We are saying choose your meal replacements wisely. Read your labels. Look for a meal replacement that contains protein, carbs, and fats. There are many available at HerSUPPZ that will fit your needs.
Here are a few that we recommend:
Core Nutritionals MRP is a meal replacement with everything you need to fuel your day and stay healthy with added vitamins and minerals. Core Nutritionals MRP carb sources include oat and barley flour. These are both very low glycemic sources, which means they digest slowly and support healthy weight management. Protein sources are cold-processed whey protein , milk protein, micellar casein, and whey protein isolate. Core MRP contains peanut flower to keep you fuller longer and is a good source of fat.
NUTRABIO MUSCLE MATRIX MRP 40% protein, 40% carbohydrate and 20% fat. NUTRABIO MRP can either be used as a meal replacement or a snack by adjusting the scoop size. It keeps blood sugar levels in a normal range with its low glycemic index. Not only does it contain the macronutrients that are needed in a balanced meal replacement (carbs, proteins & fats) it also contains the necessary micronutrients (vitamins and minerals) that your body also thrives on.

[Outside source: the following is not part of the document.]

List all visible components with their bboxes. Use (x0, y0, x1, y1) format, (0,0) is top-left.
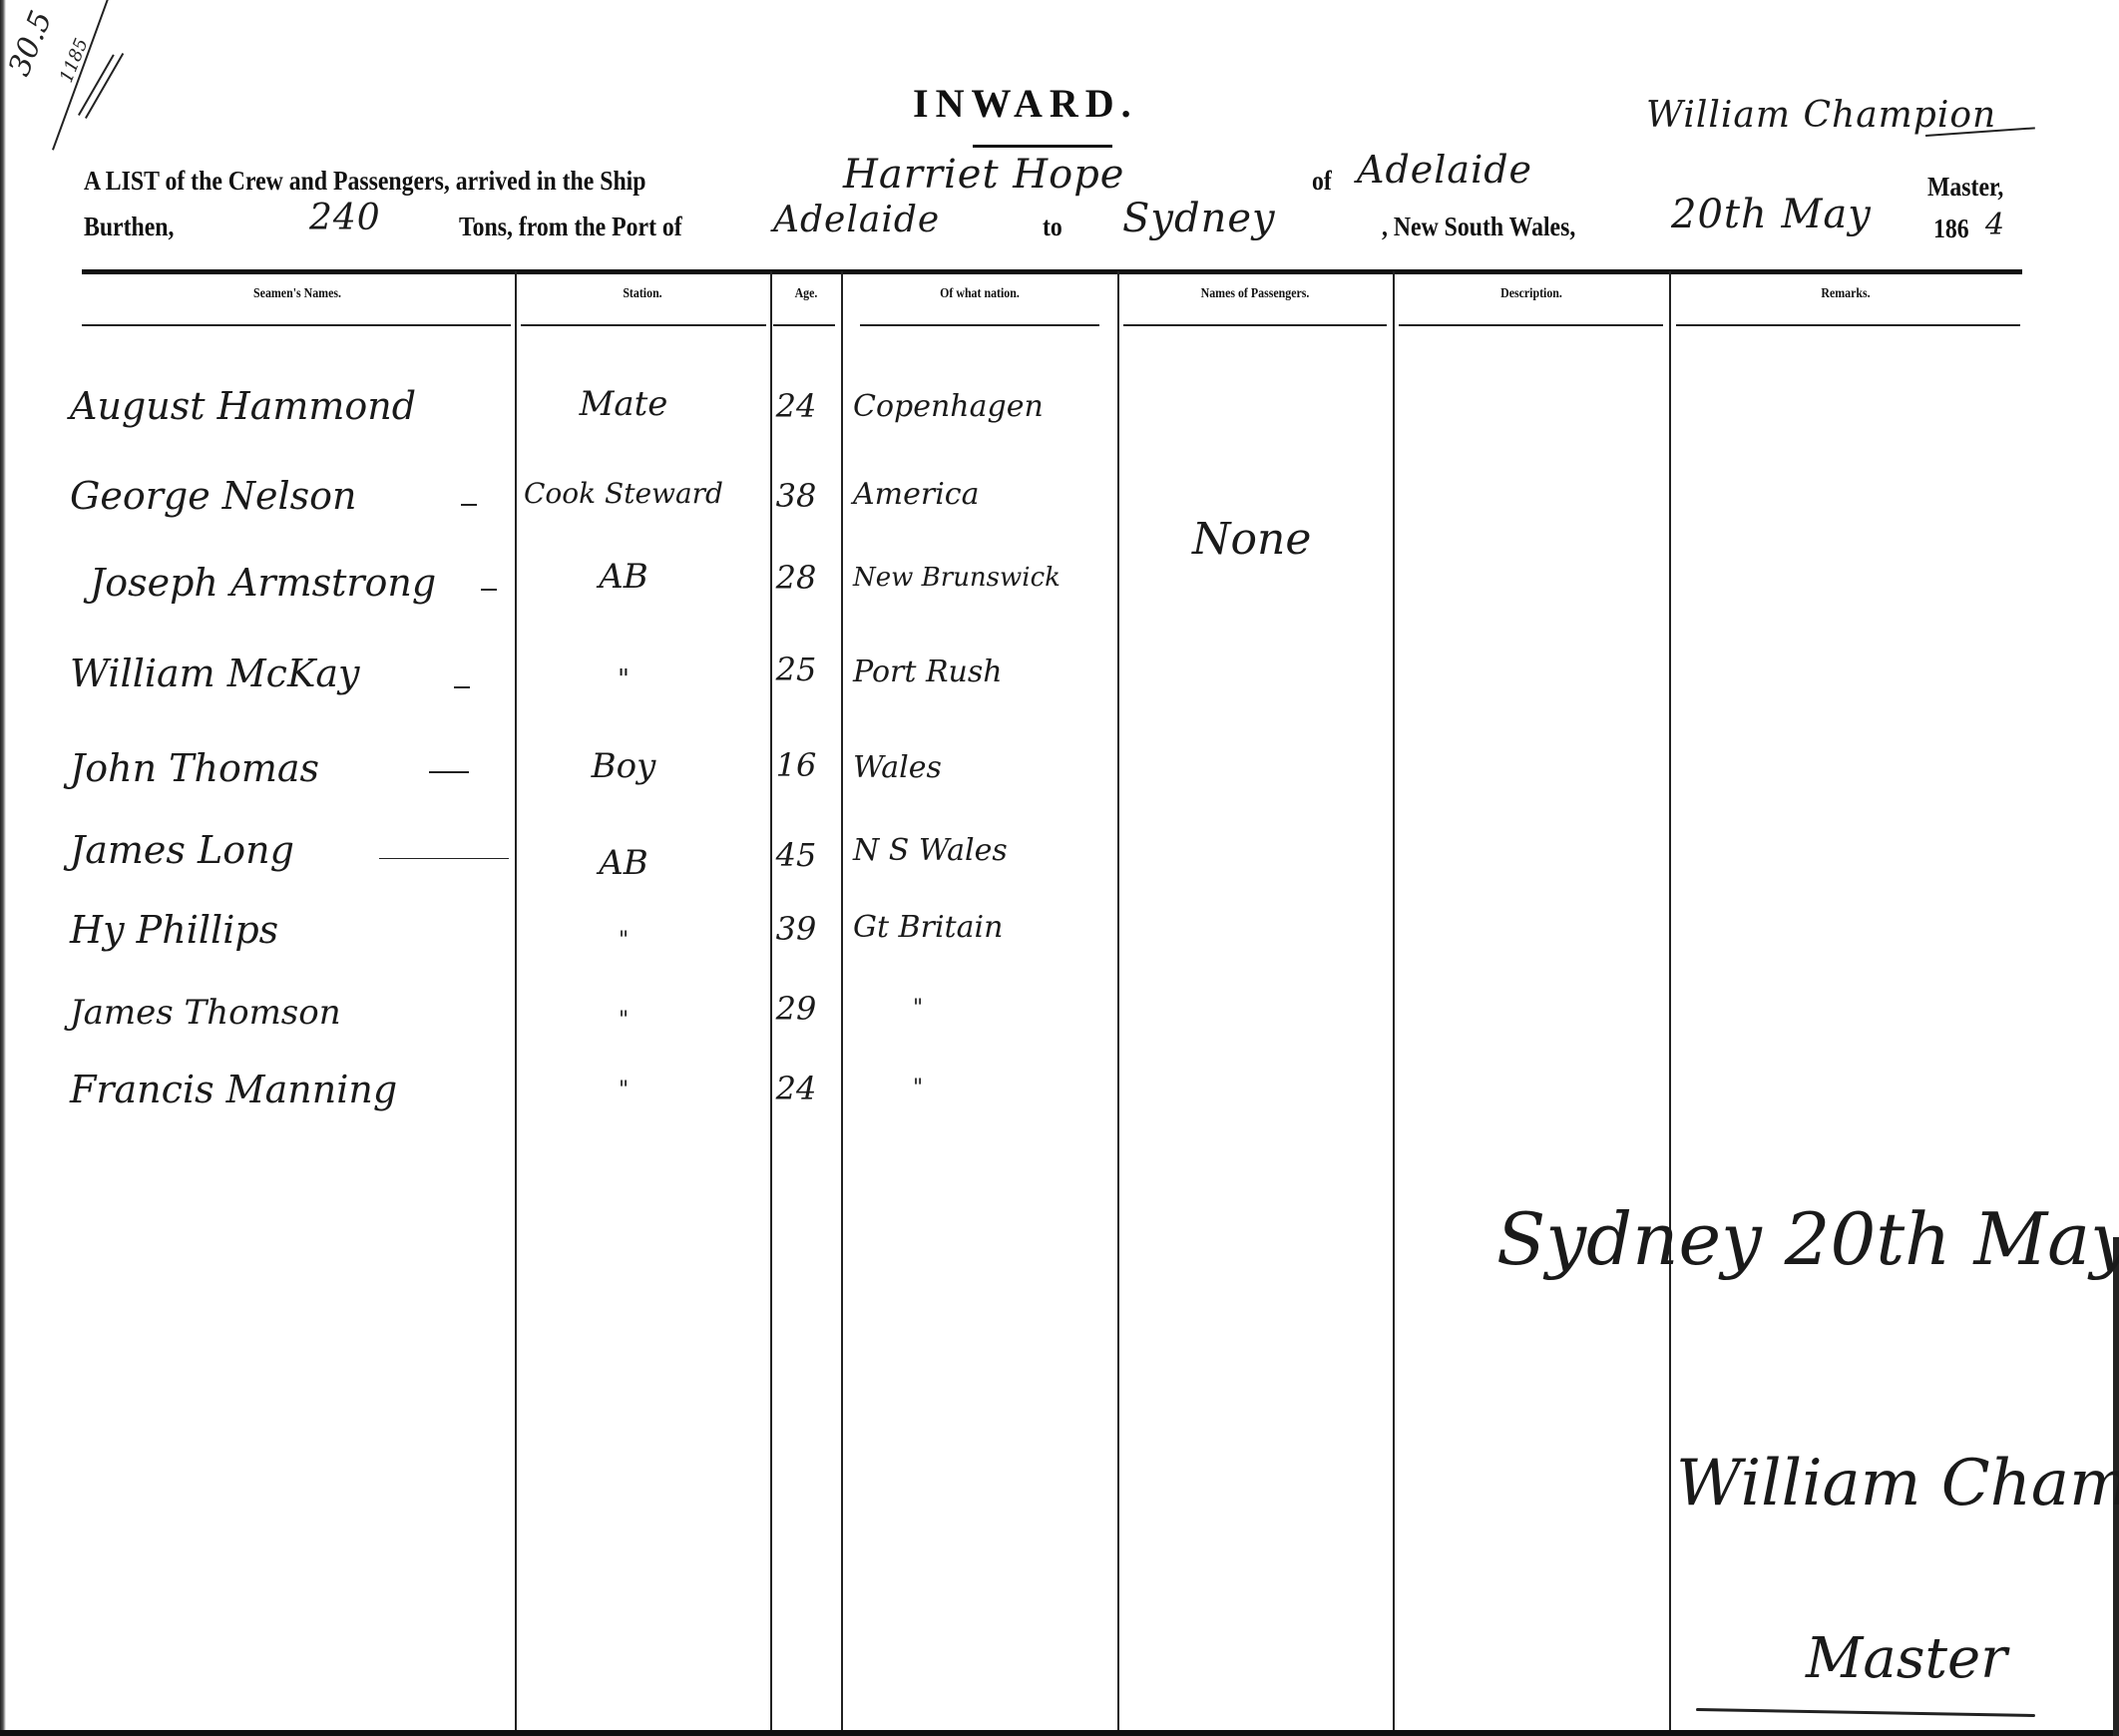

MTS Nutrition Macrolution MRP uses excellent sources of protein by using whey concentrate and isolate, the purest form of protein. Using real ingredients and slow digesting carbs this meal replacement is a good choice. The fat sources used are sunflower oil and medium chain triglycerides for nutritional support during training, as well as for decreasing body fat and increasing lean muscle mass.
You can also add in a serving or two of Bell Plantation PB2 to get in more great healthy fats and make your shake unbelievably great tasting!
Don’t be afraid of a higher calorie meal replacement options …it is ok… you are replacing a meal.